Don’t Move review.
Don’t Move stretches its premise as far as it can go…but it does so surprisingly well.
New movie reviews will not contain spoilers.
Don’t Move
Directed by Brian Netto and Adam Schindler
Screenplay by T.J. Cimfel and David White
Starring Kelsey Asbille and Finn Wittrock
Don’t Move Review
There’s nothing more powerful in horror than a final girl. You know it. I know it. Even the film’s antagonist knows it. Or, at least, they find out the hard way. While most movies choose to lean into the tropes of the powerful survivor girl…some attempt to create new obstacles for their protagonists to overcome. The hope is that, stripped of some of their abilities, more suspenseful stories can be built around them. We’ve recently seen not one, but two horror movies that feature blind (or mostly blind) protagonists. Mike Flanagan’s Hush presented a final girl who was both deaf and mute. Don’t Move has a new twist on the concept in mind. Its final girl can’t move a muscle.
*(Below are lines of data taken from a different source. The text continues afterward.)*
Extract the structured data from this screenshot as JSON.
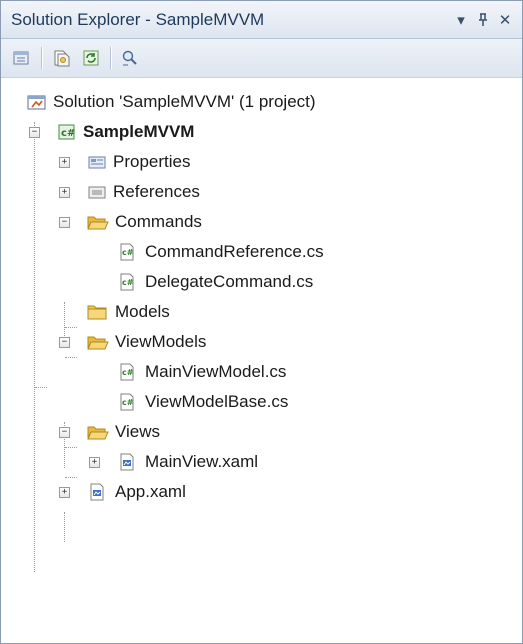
{
  "window": {
    "title": "Solution Explorer - SampleMVVM",
    "dropdown_glyph": "▾",
    "pin_glyph": "ᵻ",
    "close_glyph": "✕"
  },
  "toolbar": {
    "buttons": [
      "properties-icon",
      "show-all-files-icon",
      "refresh-icon",
      "class-diagram-icon"
    ]
  },
  "tree": {
    "solution": "Solution 'SampleMVVM' (1 project)",
    "project": "SampleMVVM",
    "properties": "Properties",
    "references": "References",
    "commands": "Commands",
    "command_reference": "CommandReference.cs",
    "delegate_command": "DelegateCommand.cs",
    "models": "Models",
    "viewmodels": "ViewModels",
    "main_view_model": "MainViewModel.cs",
    "view_model_base": "ViewModelBase.cs",
    "views": "Views",
    "main_view": "MainView.xaml",
    "app": "App.xaml"
  },
  "colors": {
    "title_text": "#1e395b",
    "folder": "#f2c94c",
    "csharp_icon": "#3f8f3f",
    "xaml_icon": "#3c6fc7"
  }
}
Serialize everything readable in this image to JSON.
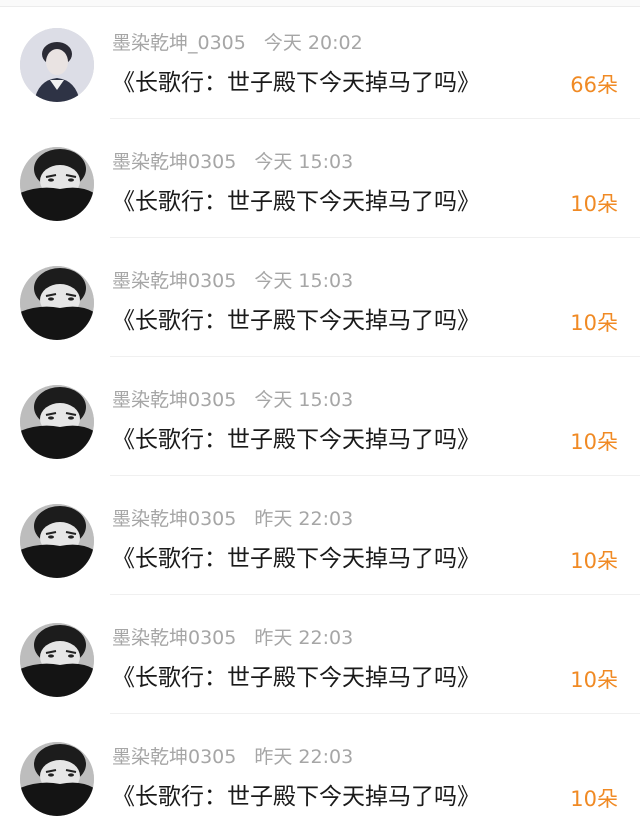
{
  "messages": [
    {
      "user": "墨染乾坤_0305",
      "time": "今天 20:02",
      "title": "《长歌行：世子殿下今天掉马了吗》",
      "count": "66朵",
      "avatar": "portrait-light"
    },
    {
      "user": "墨染乾坤0305",
      "time": "今天 15:03",
      "title": "《长歌行：世子殿下今天掉马了吗》",
      "count": "10朵",
      "avatar": "portrait-mask"
    },
    {
      "user": "墨染乾坤0305",
      "time": "今天 15:03",
      "title": "《长歌行：世子殿下今天掉马了吗》",
      "count": "10朵",
      "avatar": "portrait-mask"
    },
    {
      "user": "墨染乾坤0305",
      "time": "今天 15:03",
      "title": "《长歌行：世子殿下今天掉马了吗》",
      "count": "10朵",
      "avatar": "portrait-mask"
    },
    {
      "user": "墨染乾坤0305",
      "time": "昨天 22:03",
      "title": "《长歌行：世子殿下今天掉马了吗》",
      "count": "10朵",
      "avatar": "portrait-mask"
    },
    {
      "user": "墨染乾坤0305",
      "time": "昨天 22:03",
      "title": "《长歌行：世子殿下今天掉马了吗》",
      "count": "10朵",
      "avatar": "portrait-mask"
    },
    {
      "user": "墨染乾坤0305",
      "time": "昨天 22:03",
      "title": "《长歌行：世子殿下今天掉马了吗》",
      "count": "10朵",
      "avatar": "portrait-mask"
    }
  ],
  "colors": {
    "count": "#f08a24",
    "meta": "#a6a6a6",
    "title": "#1a1a1a"
  }
}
Iris (Kelsey Asbille) is a grieving mother. We meet her contemplating suicide at the same spot her young son fell to his death. She’s talked down by a charming stranger named Richard (Finn Wittrock). Before she can figure out how to keep moving forward…Richard takes her captive. She manages to break free but is about to have a bigger problem. Richard has injected her with a paralytic agent. In the next 20 minutes she won’t be able to move.
You may have guessed that Don’t Move isn’t exactly brimming with action. Iris runs into the woods and eventually escapes by letting a stream carry her away. From that point on…she’s not going anywhere. At least…not on her own. Iris is incapable of movement…or even speech. And Richard is looking for her.
Multiple ticking clocks are introduced in Don’t Move. 20 minutes until the serum takes hold. A few hours until Richard’s family joins him at the family cabin. And, of course, an undetermined amount of time until Iris is able to regain control. Control of her body…and of the situation. Don’t Move isn’t looking to reinvent the horror rules. It’s looking to play with them and create uniquely suspenseful moments. We know how this story ends 99 times out of 100. Maybe all 100 times. You don’t go to the trouble of handicapping your protagonist to this extent without delivering on cathartic expectations in the end.
What makes Don’t Move work, among other things, is that the concept is genuinely fresh. We’ve seen dozens of killers chase dozens of women through dozens of woods. We’ve never seen someone try to survive with this much working against them. It opens the door to fresh takes on the old cat and mouse story. While there are limitations on how many variations of those takes there are…Don’t Move manages to draw consistent suspense from them.
It also means that Kelsey Asbille had a monstrous performance challenge. Without speech or movement for a majority of Don’t Move…Asbille is left to act a lot with her eyes. I should say…a lot of effective acting with her eyes. Whether laying in a field while a riding lawnmower rumbles nearby or in the passenger seat of Richard’s truck unable to alert the passersby…Asbille makes you feel Iris’s fear.
Finn Wittrock has his full range of motion…and a gift to convincingly lie to everyone he comes across. Richard’s ability to weave lines of the truth with utter bullshit is impressive. He has an answer for everyone he encounters. Made up stories about the woman he’s looking for and why she might be immobile. Fictional accounts of the car accident Iris caused before she lost control of her body. There’s no situation that he can’t solve with a smile and a lie. Wittrock is convincingly psychotic. I mean that as a compliment.
Despite Iris’s immobility, Don’t Move proceeds at a surprisingly rapid pace. As mentioned, there is a limit to what can be done with the concept. They get everything they can out of it. In a story where wiggling your finger is a win…the small victories begin to pile up. After a point…the clock is ticking on Richard too. He needs to find and kill Iris before she regains her strength and before his unwitting family arrives. Don’t Move gets everything it can out of that too.
Given the limitations of Iris’s condition, Don’t Move is a wildly successful attempt at executing a unique concept. There’s a ceiling on how entertaining a movie like this can be…and Don’t Move finds it more often than not. It’s not big, loud or action packed. In lesser hands it would feel gimmicky and fall apart. Thanks to a full exploration of a fresh idea and the performances of its two leads…Don’t Move never does.
Scare Value
Netflix’s Don’t Move gives us a new kind of protagonist. Iris, literally, can’t move for most of the movie. The unique concept opens up new moments of suspense within a familiar story. Final girls have become so powerful in genre film that the movies are finding new ways to handicap them. It’s hard to imagine taking it much further than Don’t Move does. Fighting for survival while unable to fight back is a heck of a twist on a classic.